Lobster Falls 2016 Nov

Lobster Falls near Chudleigh / Mole Creek.
Olearia linata
Perhaps you don’t think a visit to the Lobster Falls is an adequate – or even likely – substitute for a multiday trek in the South West connecting glorious mountains, but, alas, there are some days when you have to admit defeat, and today was one of them. Unfortunately, the combination of my bronchitis, which has now been keeping me company for five weeks, and the forecast of heavy rain, driving winds and gelid temperatures on high didn’t seem like a happy marriage. I backed out before walking down the aisle, deciding that a little run, some Pilates and a walk to these as yet unvisited falls would be a healthier option.

Oxylobium arborescens

 To get to the start, we drove along out of Deloraine in the direction of Chudleigh. After seeing a sign to the Needles on the left, I knew to look out for a blue and white sign to the Lobster Falls (which are on the Lobster Rivulet) to the right. Near that sign is another one which says no cars should proceed beyond that point. I ignored it for 50 ms to get the car away from the main road. There was a clearing there for parking.

Lobster Falls

Something VERY heavy has been down the road that formed the early part of the walk, making the ground exceptionally soft and causing huge indentation. There was a particularly gooey section – which lasted a mere 70 ms – where going through the bush was more pleasant than being on the road. When Tessa (dog) sank in up to her stomach (portly) she, too, took the firm bush option. Don’t be put off by this. it is short lived, and the bush is quite open at this point to allow easy passage.

Bauera rubiodes
 At twelve minutes from the car, we came to a metallic white arrow with pink and blue ribbons attached, pointing to a track to the right leading off this “road”. Now, a very pleasant route became an exceptionally beautiful one. In four minutes from the arrow, we rounded a corner and found ourselves looking down on the Lobster Rivulet which we now followed to the falls. Overhanging the path were myriad wildflowers in yellow, mauve, rose, light pink and white – bauera, boronia, olearia, acacia, oxylobium and more. There were even plenty of orchids (caladenia alpina).

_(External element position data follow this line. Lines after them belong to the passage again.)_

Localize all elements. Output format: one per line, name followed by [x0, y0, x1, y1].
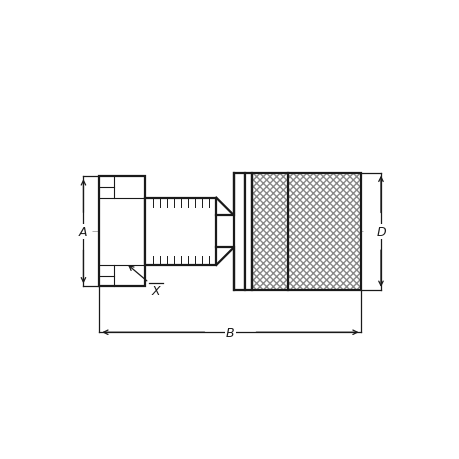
Text: B: B	[226, 326, 234, 339]
Bar	[251, 174, 361, 290]
Bar	[234, 174, 244, 290]
Bar	[251, 174, 361, 290]
Bar	[244, 174, 251, 290]
Bar	[216, 216, 234, 248]
Bar	[251, 174, 361, 290]
Text: D: D	[375, 225, 385, 238]
Bar	[99, 177, 145, 286]
Text: X: X	[151, 285, 160, 298]
Bar	[145, 198, 216, 265]
Text: A: A	[78, 225, 87, 238]
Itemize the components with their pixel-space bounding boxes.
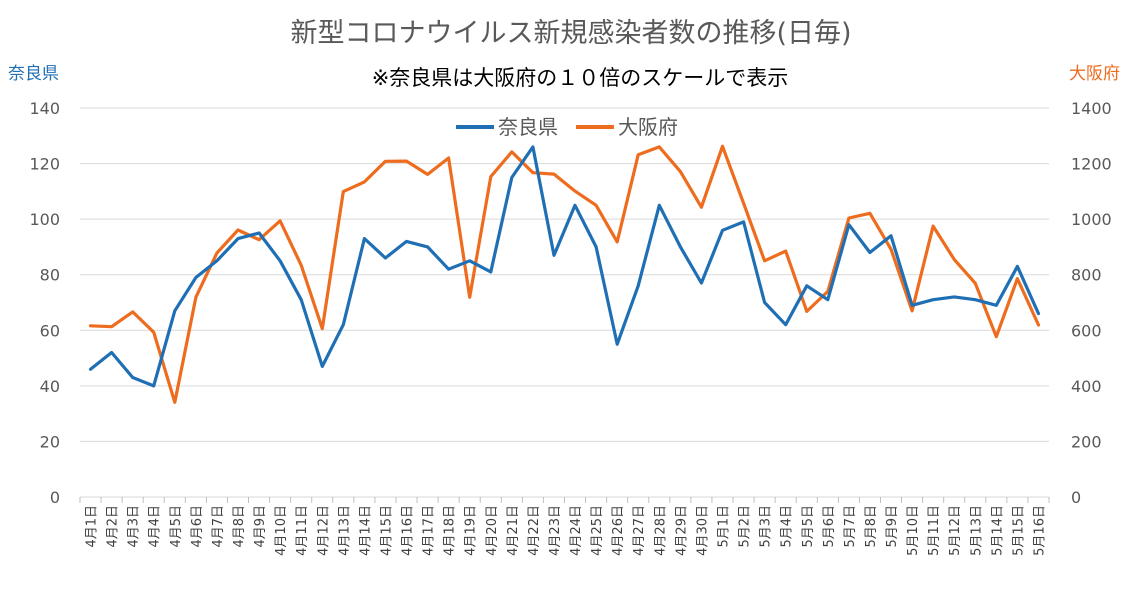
x-tick-label: 4月18日 bbox=[443, 505, 458, 556]
x-tick-label: 4月16日 bbox=[401, 505, 416, 556]
x-tick-label: 5月11日 bbox=[927, 505, 942, 556]
right-tick-label: 1000 bbox=[1071, 210, 1112, 229]
x-tick-label: 4月15日 bbox=[379, 505, 394, 556]
x-tick-label: 5月7日 bbox=[843, 505, 858, 548]
left-tick-label: 100 bbox=[29, 210, 60, 229]
x-tick-label: 4月21日 bbox=[506, 505, 521, 556]
x-tick-label: 4月14日 bbox=[358, 505, 373, 556]
x-tick-label: 4月8日 bbox=[232, 505, 247, 548]
x-tick-label: 5月12日 bbox=[948, 505, 963, 556]
right-axis-label: 大阪府 bbox=[1069, 64, 1120, 84]
x-tick-label: 5月14日 bbox=[990, 505, 1005, 556]
x-tick-label: 4月9日 bbox=[253, 505, 268, 548]
right-tick-label: 200 bbox=[1071, 432, 1102, 451]
x-tick-label: 5月13日 bbox=[969, 505, 984, 556]
x-tick-label: 4月1日 bbox=[85, 505, 100, 548]
right-tick-label: 400 bbox=[1071, 377, 1102, 396]
left-tick-label: 80 bbox=[40, 266, 60, 285]
x-tick-label: 5月5日 bbox=[801, 505, 816, 548]
right-tick-label: 1200 bbox=[1071, 155, 1112, 174]
x-tick-label: 4月25日 bbox=[590, 505, 605, 556]
right-axis-ticks: 0 200 400 600 800 1000 1200 1400 bbox=[1071, 99, 1112, 507]
x-tick-label: 4月30日 bbox=[695, 505, 710, 556]
x-tick-label: 4月3日 bbox=[127, 505, 142, 548]
right-tick-label: 1400 bbox=[1071, 99, 1112, 118]
chart-subtitle: ※奈良県は大阪府の１０倍のスケールで表示 bbox=[372, 66, 789, 90]
legend: 奈良県 大阪府 bbox=[456, 115, 678, 139]
x-tick-label: 4月6日 bbox=[190, 505, 205, 548]
x-tick-label: 5月2日 bbox=[738, 505, 753, 548]
x-tick-label: 5月6日 bbox=[822, 505, 837, 548]
right-tick-label: 600 bbox=[1071, 321, 1102, 340]
left-tick-label: 0 bbox=[50, 488, 60, 507]
x-tick-label: 4月11日 bbox=[295, 505, 310, 556]
left-tick-label: 40 bbox=[40, 377, 60, 396]
x-tick-label: 4月19日 bbox=[464, 505, 479, 556]
left-axis-ticks: 0 20 40 60 80 100 120 140 bbox=[29, 99, 60, 507]
series-lines bbox=[88, 144, 1041, 404]
x-tick-label: 5月8日 bbox=[864, 505, 879, 548]
x-tick-label: 4月28日 bbox=[653, 505, 668, 556]
x-tick-label: 5月4日 bbox=[780, 505, 795, 548]
x-tick-label: 4月2日 bbox=[106, 505, 121, 548]
x-tick-label: 4月27日 bbox=[632, 505, 647, 556]
gridlines bbox=[80, 107, 1049, 498]
x-tick-label: 4月24日 bbox=[569, 505, 584, 556]
x-tick-label: 4月7日 bbox=[211, 505, 226, 548]
x-tick-label: 5月9日 bbox=[885, 505, 900, 548]
legend-label: 奈良県 bbox=[498, 115, 558, 139]
x-axis-ticks: 4月1日 4月2日 4月3日 4月4日 4月5日 4月6日 4月7日 4月8日 4月9日 4月10… bbox=[79, 497, 1050, 556]
series-line-nara bbox=[88, 145, 1041, 388]
x-tick-label: 5月3日 bbox=[759, 505, 774, 548]
x-tick-label: 4月17日 bbox=[422, 505, 437, 556]
left-tick-label: 140 bbox=[29, 99, 60, 118]
x-tick-label: 4月22日 bbox=[527, 505, 542, 556]
x-tick-label: 4月26日 bbox=[611, 505, 626, 556]
x-tick-label: 5月1日 bbox=[716, 505, 731, 548]
x-tick-label: 4月29日 bbox=[674, 505, 689, 556]
right-tick-label: 0 bbox=[1071, 488, 1081, 507]
x-tick-label: 5月16日 bbox=[1032, 505, 1047, 556]
x-tick-label: 4月23日 bbox=[548, 505, 563, 556]
legend-label: 大阪府 bbox=[618, 115, 678, 139]
left-tick-label: 120 bbox=[29, 155, 60, 174]
chart-title: 新型コロナウイルス新規感染者数の推移(日毎) bbox=[290, 18, 851, 49]
x-tick-label: 4月10日 bbox=[274, 505, 289, 556]
x-tick-label: 5月15日 bbox=[1011, 505, 1026, 556]
x-tick-label: 4月12日 bbox=[316, 505, 331, 556]
x-tick-label: 4月4日 bbox=[148, 505, 163, 548]
left-tick-label: 20 bbox=[40, 432, 60, 451]
x-tick-label: 5月10日 bbox=[906, 505, 921, 556]
x-tick-label: 4月13日 bbox=[337, 505, 352, 556]
left-axis-label: 奈良県 bbox=[8, 64, 59, 84]
right-tick-label: 800 bbox=[1071, 266, 1102, 285]
x-tick-label: 4月5日 bbox=[169, 505, 184, 548]
x-tick-label: 4月20日 bbox=[485, 505, 500, 556]
left-tick-label: 60 bbox=[40, 321, 60, 340]
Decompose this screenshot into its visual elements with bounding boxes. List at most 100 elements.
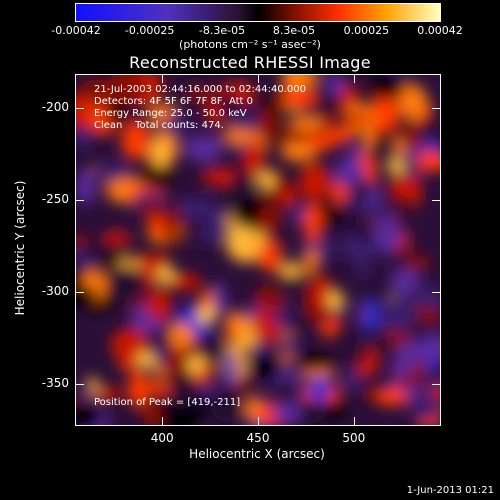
colorbar-tick: 0.00025	[343, 24, 390, 37]
colorbar-tick: -0.00025	[124, 24, 175, 37]
x-tick-label: 500	[342, 431, 366, 445]
colorbar-tick: 8.3e-05	[272, 24, 316, 37]
heatmap-blob	[225, 310, 246, 343]
heatmap-blob	[301, 367, 335, 381]
heatmap-blob	[354, 337, 368, 364]
heatmap-blob	[401, 125, 421, 152]
heatmap-blob	[292, 75, 319, 86]
heatmap-blob	[81, 385, 96, 406]
heatmap-bright-core	[187, 356, 205, 374]
heatmap-blob	[278, 261, 304, 277]
heatmap-blob	[148, 213, 166, 237]
heatmap-blob	[340, 113, 371, 126]
heatmap-blob	[76, 169, 96, 205]
heatmap-blob	[250, 340, 273, 358]
y-tick-mark	[76, 200, 84, 202]
heatmap-blob	[333, 127, 354, 143]
heatmap-blob	[346, 146, 363, 162]
heatmap-blob	[163, 113, 189, 139]
heatmap-blob	[202, 167, 235, 186]
heatmap-blob	[256, 207, 282, 232]
heatmap-blob	[399, 83, 427, 121]
image-plot	[75, 74, 441, 426]
heatmap-blob	[333, 158, 365, 187]
heatmap-blob	[80, 79, 115, 96]
heatmap-blob	[341, 233, 360, 259]
y-tick-label: -300	[41, 284, 69, 299]
heatmap-blob	[228, 112, 264, 132]
heatmap-blob	[303, 202, 323, 243]
heatmap-blob	[153, 366, 166, 380]
heatmap-blob	[137, 382, 172, 396]
colorbar-tick: -8.3e-05	[198, 24, 246, 37]
heatmap-blob	[164, 210, 177, 250]
heatmap-blob	[298, 400, 327, 424]
heatmap-blob	[281, 336, 301, 357]
heatmap-blob	[310, 375, 330, 404]
info-time: 21-Jul-2003 02:44:16.000 to 02:44:40.000	[94, 84, 306, 95]
heatmap-blob	[362, 132, 376, 151]
heatmap-blob	[356, 300, 370, 327]
heatmap-blob	[143, 400, 161, 425]
heatmap-blob	[109, 75, 143, 105]
heatmap-blob	[376, 387, 408, 407]
info-energy: Energy Range: 25.0 - 50.0 keV	[94, 108, 247, 119]
heatmap-bright-core	[232, 226, 250, 244]
colorbar-tick: 0.00042	[417, 24, 463, 37]
heatmap-blob	[185, 88, 225, 102]
heatmap-blob	[108, 265, 147, 299]
colorbar-gradient	[76, 4, 440, 21]
y-tick-label: -200	[41, 100, 69, 115]
y-tick-label: -350	[41, 376, 69, 391]
heatmap-blob	[292, 207, 306, 223]
timestamp: 1-Jun-2013 01:21	[406, 485, 494, 496]
heatmap-blob	[184, 134, 223, 163]
heatmap-blob	[299, 161, 330, 202]
heatmap-blob	[388, 268, 421, 293]
heatmap-blob	[150, 138, 173, 168]
heatmap-blob	[340, 366, 363, 393]
heatmap-blob	[211, 389, 243, 423]
heatmap-blob	[102, 232, 131, 245]
heatmap-blob	[127, 104, 154, 128]
heatmap-blob	[212, 281, 226, 316]
heatmap-blob	[76, 125, 94, 148]
colorbar	[75, 3, 441, 22]
heatmap-blob	[146, 288, 172, 322]
y-axis-label: Heliocentric Y (arcsec)	[13, 180, 27, 316]
heatmap-blob	[408, 173, 422, 210]
heatmap-blob	[326, 75, 345, 97]
heatmap-blob	[169, 322, 194, 350]
heatmap-blob	[271, 400, 306, 425]
x-tick-mark	[258, 417, 259, 425]
x-tick-label: 450	[246, 431, 270, 445]
heatmap-blob	[198, 228, 225, 244]
heatmap-bright-core	[157, 266, 175, 284]
info-clean: Clean Total counts: 474.	[94, 120, 224, 131]
heatmap	[76, 75, 440, 425]
y-tick-mark	[76, 384, 84, 386]
heatmap-blob	[420, 285, 440, 311]
heatmap-bright-core	[137, 351, 155, 369]
heatmap-blob	[133, 253, 172, 268]
heatmap-blob	[76, 397, 102, 425]
heatmap-blob	[357, 244, 370, 280]
y-tick-mark	[432, 384, 440, 386]
heatmap-blob	[408, 393, 440, 421]
y-tick-mark	[432, 292, 440, 294]
heatmap-blob	[415, 151, 440, 172]
info-block: 21-Jul-2003 02:44:16.000 to 02:44:40.000…	[94, 84, 306, 132]
heatmap-blob	[280, 141, 317, 162]
x-tick-mark	[162, 417, 164, 425]
heatmap-blob	[251, 307, 273, 341]
heatmap-blob	[198, 335, 227, 364]
heatmap-blob	[257, 106, 279, 144]
heatmap-blob	[92, 162, 132, 182]
peak-position: Position of Peak = [419,-211]	[94, 397, 241, 408]
colorbar-tick: -0.00042	[51, 24, 101, 37]
heatmap-blob	[390, 358, 415, 376]
heatmap-blob	[362, 204, 396, 222]
y-tick-mark	[432, 108, 440, 110]
heatmap-blob	[370, 75, 409, 99]
heatmap-blob	[278, 273, 304, 294]
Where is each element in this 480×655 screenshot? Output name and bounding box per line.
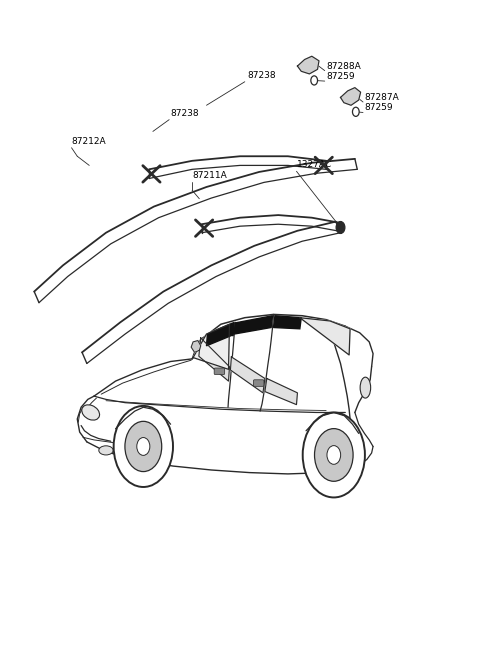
Text: 87259: 87259 — [364, 103, 393, 113]
Polygon shape — [274, 316, 301, 329]
Polygon shape — [298, 56, 319, 74]
Text: 87211A: 87211A — [192, 171, 227, 179]
Circle shape — [114, 406, 173, 487]
Circle shape — [311, 76, 318, 85]
FancyBboxPatch shape — [253, 380, 264, 386]
Text: 87212A: 87212A — [72, 137, 106, 146]
Text: 87238: 87238 — [170, 109, 199, 119]
Text: 87288A: 87288A — [326, 62, 361, 71]
Polygon shape — [234, 316, 273, 334]
Ellipse shape — [360, 377, 371, 398]
Circle shape — [137, 438, 150, 455]
Polygon shape — [230, 357, 265, 393]
Ellipse shape — [82, 405, 99, 420]
Ellipse shape — [99, 446, 113, 455]
Polygon shape — [193, 324, 229, 369]
Text: 87287A: 87287A — [364, 93, 399, 102]
Circle shape — [336, 221, 345, 233]
Polygon shape — [300, 318, 350, 355]
Circle shape — [327, 445, 341, 464]
Circle shape — [303, 413, 365, 497]
Text: 87238: 87238 — [247, 71, 276, 81]
Polygon shape — [206, 323, 233, 346]
Polygon shape — [191, 341, 201, 352]
FancyBboxPatch shape — [214, 368, 225, 375]
Polygon shape — [340, 88, 360, 105]
Circle shape — [314, 428, 353, 481]
Text: 1327AC: 1327AC — [298, 160, 333, 170]
Polygon shape — [199, 338, 229, 381]
Circle shape — [125, 421, 162, 472]
Polygon shape — [265, 379, 298, 405]
Circle shape — [352, 107, 359, 117]
Text: 87259: 87259 — [326, 72, 355, 81]
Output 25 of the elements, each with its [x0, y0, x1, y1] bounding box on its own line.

The path (taken on the way back)
 In sixteen minutes from that corner (and thus, about half an hour from the car), in a pace that was neither rushed nor a saunter – just a nice steady walk – Tessie was having a dip and I was setting up my tripod. Bruce has Parkinson’s disease, so elected not to come all the way down to the water’s edge, but the section that was narrow with a drop had plenty enough bushes to take away the scare factor for him (well, he was probably taken to his limit, but did not go over it). He could see the falls perfectly well from where he waited, so was not denied much by not doing the final twenty metres steep descent.

 I was now starving. Time for an ice-cream at the Honey Farm to tide us over so we could get all the way to the Raspberry Farm for lunch. Humans and dog enjoyed the outing.